We’re used to talking about how the failure to invest in water management can impede economic growth, but the positive case for water management investments can be just as compelling. With support from the Israeli government, my colleagues and I recently took a study tour to Israel, and what we saw on the ground showed that combining policy and technology can lead not only to better local water management, but also result in a multi-billion dollar, export-driven industry.
Like many countries in the Middle East and North Africa region, Israel faces a variety of water-related challenges including growing demand, urbanization, and climate change. Faced with these challenges, Israel made long-term investments in technology that have paid off in the form of a dynamic, export-oriented water sector. Water has become a US$2 billion industry for Israel, consisting of at least 300 companies and over 100 startups. Growth has been rapid; the sector has seen an increase in exports of almost 200% in just three years. The Israeli government now sees water technology and related services as one of the most promising opportunities for export-oriented growth, underscoring how Israel has managed to turn water scarcity from a brake on development into an engine for it.
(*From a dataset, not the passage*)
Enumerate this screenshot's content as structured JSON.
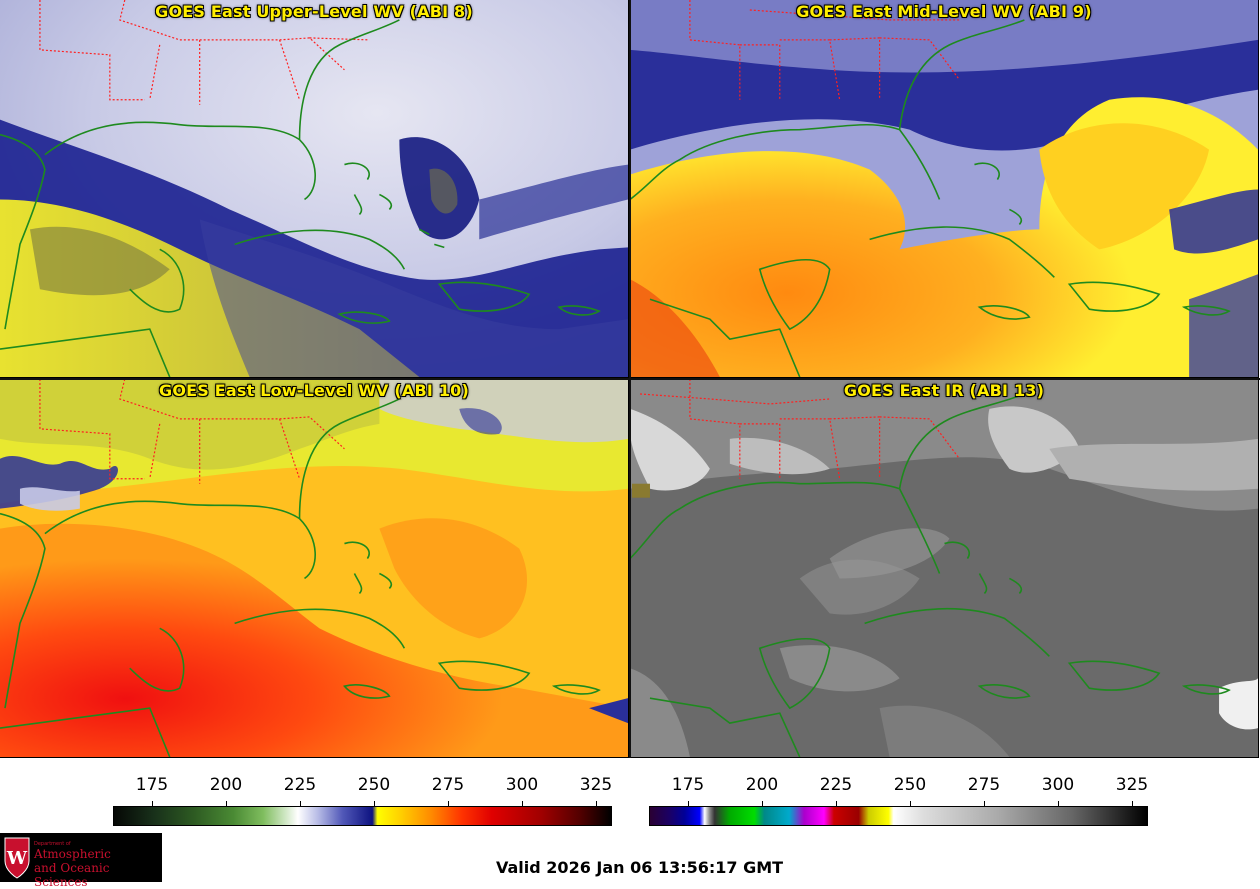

Israel’s strategy has been long in the making, and relies on a complex framework of public finance, technology, policies, and institutions. Beginning in the 1960s, the Israeli government invested in state-owned enterprises focused on reducing irrigation water use, the single biggest consumer of water. One of these firms, Netafim, was a pioneer in drip irrigation, which improves the efficiency of irrigation to 95%, as compared to 50% using traditional flood irrigation. State investment, including long-term financing arrangements produced by the Ministry of Finance, has also been critical to the expansion of desalination, which now provides some 80% of Israel’s domestic and municipal water. Using advanced remote osmosis technologies and improved process engineering, Israel’s desalination plants are some of the most efficient in the world, delivering water at a price of US$0.68 per cubic meter, well below the global average of approximately US$0.81.
But Israel’s water technology sector isn’t solely the product of state-led investment. It’s also sustained by the country’s progressive approach to water pricing, which aims to promote water conservation while also ensuring that investments in water supply and delivery are sustainable, with operation and maintenance expenses financed by tariffs paid by water users. This tariff, currently set at US$2.55 per cubic meter for most water users, includes only a 4.5% subsidy This relatively high water tariff creates a dependable revenue for Israel’s utilities, and a strong profit motive for companies whose technology and processes can further reduce water use.
Perhaps even more important than these favorable economics, however, is the institutional support that the Israeli government provides for entrepreneurs and researchers in the water sector. Israel’s government-funded Innovation Authority and Export Institute have both identified water as a strategic growth opportunity, and provide water technology companies with startup financing, export assurances, and assistance in promoting products abroad. A sectoral growth strategy produced by Deloitte on behalf of the Manufacturers Association of Israel has been embraced by the government, including holding a major industry conference – WATEC– every two years.
The Israeli example shows that in technology, financing, policy, and institutions. For World Bank client countries that are severely affected by water scarcity, the case of Israel suggests that investing in a combination of sound policy incentives and technology can create substantial rewards, not only in the water sector, but more broadly for innovation-led economic growth as well.